Una vez lo pasearon por la Avenida de Mayo con un cartel que decía “Se Alquila”. Al igual que Quasimodo coronado, el Negro Raúl sonreía con su desdentada boca y los bendecía, o quizá los perdonaba.


El colmo fue cuando lo encerraron en un ataúd, lo cargaron en un tren y lo remitieron como “regalo” a unos botarates de Mar del Plata. Cuando emergió medio asfixiado del cajón, estallaron las carcajadas de los patoteros y llovieron las monedas sobre su asustado rostro bantú.
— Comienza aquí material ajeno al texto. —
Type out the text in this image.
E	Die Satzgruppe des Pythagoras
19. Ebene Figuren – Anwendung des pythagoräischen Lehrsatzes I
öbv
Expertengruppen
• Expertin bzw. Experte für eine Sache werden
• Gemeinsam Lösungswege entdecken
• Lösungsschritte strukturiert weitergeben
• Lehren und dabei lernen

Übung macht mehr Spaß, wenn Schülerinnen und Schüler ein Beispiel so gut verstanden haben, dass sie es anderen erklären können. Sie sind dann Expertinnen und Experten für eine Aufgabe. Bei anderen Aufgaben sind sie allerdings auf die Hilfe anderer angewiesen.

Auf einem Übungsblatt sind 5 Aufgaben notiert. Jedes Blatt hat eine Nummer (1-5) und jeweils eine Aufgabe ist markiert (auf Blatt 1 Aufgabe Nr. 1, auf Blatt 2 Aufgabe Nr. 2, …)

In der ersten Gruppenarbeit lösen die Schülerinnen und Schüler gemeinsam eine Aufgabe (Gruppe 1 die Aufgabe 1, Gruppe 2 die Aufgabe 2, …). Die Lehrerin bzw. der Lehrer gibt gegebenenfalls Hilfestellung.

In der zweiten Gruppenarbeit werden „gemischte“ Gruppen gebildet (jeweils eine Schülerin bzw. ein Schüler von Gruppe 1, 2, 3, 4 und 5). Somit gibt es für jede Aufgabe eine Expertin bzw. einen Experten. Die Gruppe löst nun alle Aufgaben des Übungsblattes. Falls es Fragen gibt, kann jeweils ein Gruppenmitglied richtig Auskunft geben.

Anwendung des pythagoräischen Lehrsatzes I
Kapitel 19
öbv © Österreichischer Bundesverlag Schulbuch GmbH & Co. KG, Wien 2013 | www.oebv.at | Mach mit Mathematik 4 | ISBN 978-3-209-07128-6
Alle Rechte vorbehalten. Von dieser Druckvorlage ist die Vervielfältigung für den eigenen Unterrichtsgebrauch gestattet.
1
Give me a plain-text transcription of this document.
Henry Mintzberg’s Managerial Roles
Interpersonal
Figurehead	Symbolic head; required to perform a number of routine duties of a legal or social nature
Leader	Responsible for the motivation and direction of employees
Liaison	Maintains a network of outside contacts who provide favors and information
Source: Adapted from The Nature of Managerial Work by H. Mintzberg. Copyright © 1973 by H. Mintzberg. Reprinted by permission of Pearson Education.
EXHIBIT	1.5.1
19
III.- Llegó a ser un personaje de historieta: la revista El Hogar editó una con su nombre a partir de 1916, dibujada por Arturo Lanteri, en donde se le adjudicaban situaciones tan pintorescas como ficticias.


Pero cuando bajaron las cotizaciones de vacas y cereales, con ellas descendió la generosidad de los hijos de estancieros. Descendió, es verdad; y tanto, que se esfumó por completo.


El ocaso del Negro Raúl fue rápido. Primero debió vender alguna chaqueta; luego, su sombrero; más tarde, sus botines. Poco después ya estaba vistiendo de nuevo su conocida indumentaria de menesteroso, aunque guardaba algunos elementos de aquel prestado abolengo de antaño: los giros presumidos de su conversación, un anillo barato y aparatoso.


Contaba su historia a cambio de un vaso de vino, en estaños progresivamente sucios y ante públicos cada vez más toscos. Había sido el entretenimiento de la alta sociedad; ahora era la burla de cualquier patán con diez centavos para pagarle un moscato. Empezó a deambular de callejón en callejón, hablando solo y sufriendo prematuras alucinaciones. Cuando dejaba el Centro para aventurarse por algún barrio, los chicos lo corrían a pedradas. Entonces, preso de una súbita vergüenza, desaparecía por algún tiempo y se lo daba por muerto: los periódicos más de una vez publicaron su necrológica, seguida a los pocos días de una rectificación.


Tras una hipérbole de treinta años, durante los cuales no fue noticia, el Negro Raúl falleció de verdad y para siempre el 9 de agosto de 1955 en la colonia psiquiátrica “Dr. Domingo Cabred”, de Open Door. Nadie reclamó sus restos, que fueron arrojados a una fosa común.